Recipe by Rita~
You can adjust the spice to how hot you like the heat. This is a thick Creole-style stew. You can add browned chicken as well.You can half the recipe.
Top Review by Cloverleaf
Oh my gosh, this was soooo good. Will make again. It was very easy to make. I had not made a roux before, but remembered watching Food Network and saw how they did it and it worked. I cooked up all the ingredients except the fish , and put it in the crock pot, then about half an hour before serving added the shrimp and crab. Worked great!!! Thanks!!!
- 1⁄2 cup oil
- 3⁄4 cup flour
- 1 large onion, chopped
- 1 red bell pepper, chopped
- 1 green bell pepper, chopped
- 4 celery ribs, chopped
- 6 cloves garlic, minced
- 1 (28 ounce) can crushed tomatoes
- 1 lb okra, trimmed and sliced
- 1 gallon shrimp stock or 1 gallon chicken stock or 1 bottle clam juice
- 2 bay leaves
- 1 teaspoon thyme
- 1 teaspoon oregano
- 1 teaspoon hot pepper sauce (optional)
- fresh ground black pepper
- cayenne pepper
- 1 lb andouille sausage, sliced about 1/4 inch thick on the bias,browned,fat removed
- 3 lbs medium shrimp, peeled and deveined seasoned with
- 1 tablespoon creole seasoning or 1 tablespoon Old Bay Seasoning
- 2 lbs fresh lump crabmeat, picked over
- 6 cups cooked long-grain white rice
- Heat the oil in a large heavy pot and add the flour.

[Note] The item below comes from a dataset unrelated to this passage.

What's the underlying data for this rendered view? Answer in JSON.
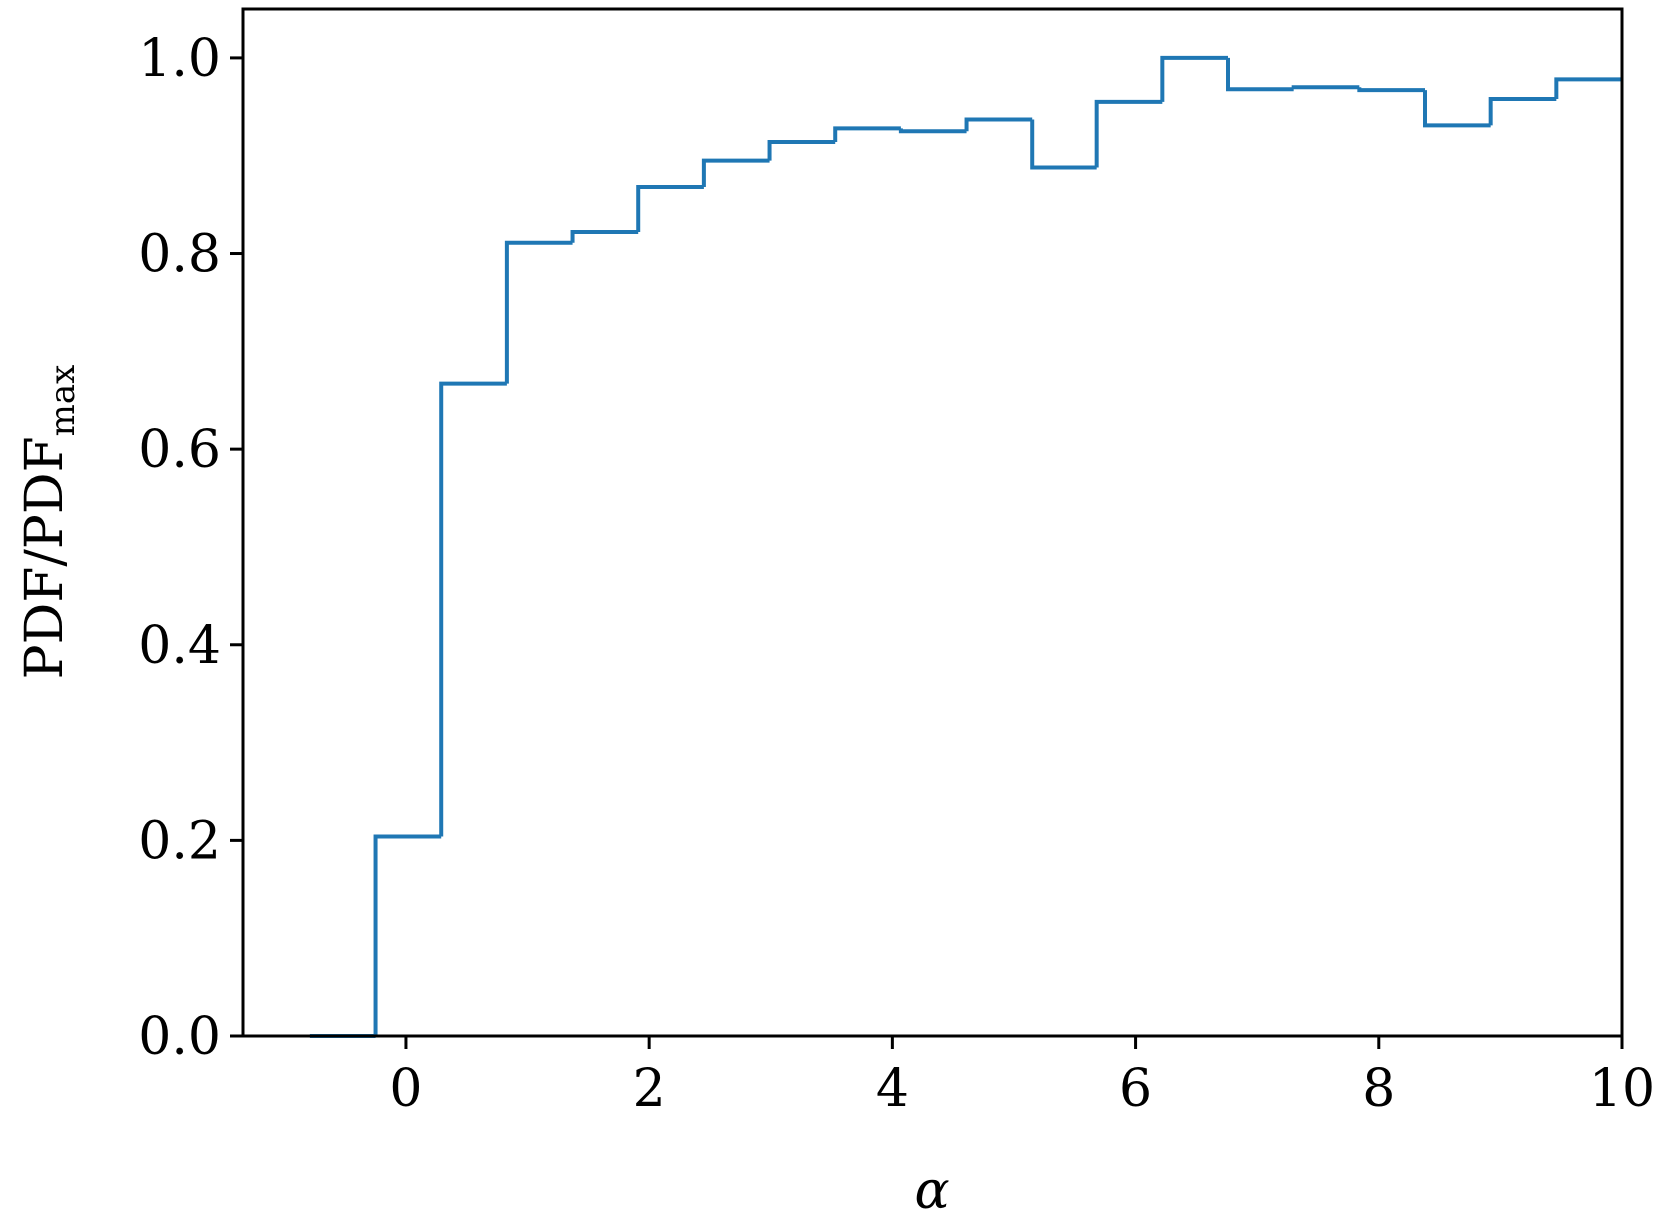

- Cook the roux, stirring constantly.
- Just as the roux reaches light brown color, add the vegetables and stir.
- When the vegetables are tender, add the stock, spices, cooked andouille sausage, salt, and peppers.
- Stir until the roux is dissolved, and simmer over low heat for one hour.
- Add the shrimp about 5 minutes before serving, then add the crabmeat by the handful, then cook over low heat just until the shrimp turn pink and the crabmeat is warmed through.
- remove bay leaves.
- Serve in large soup or gumbo bowls over about 1/2 cup of cooked rice per serving.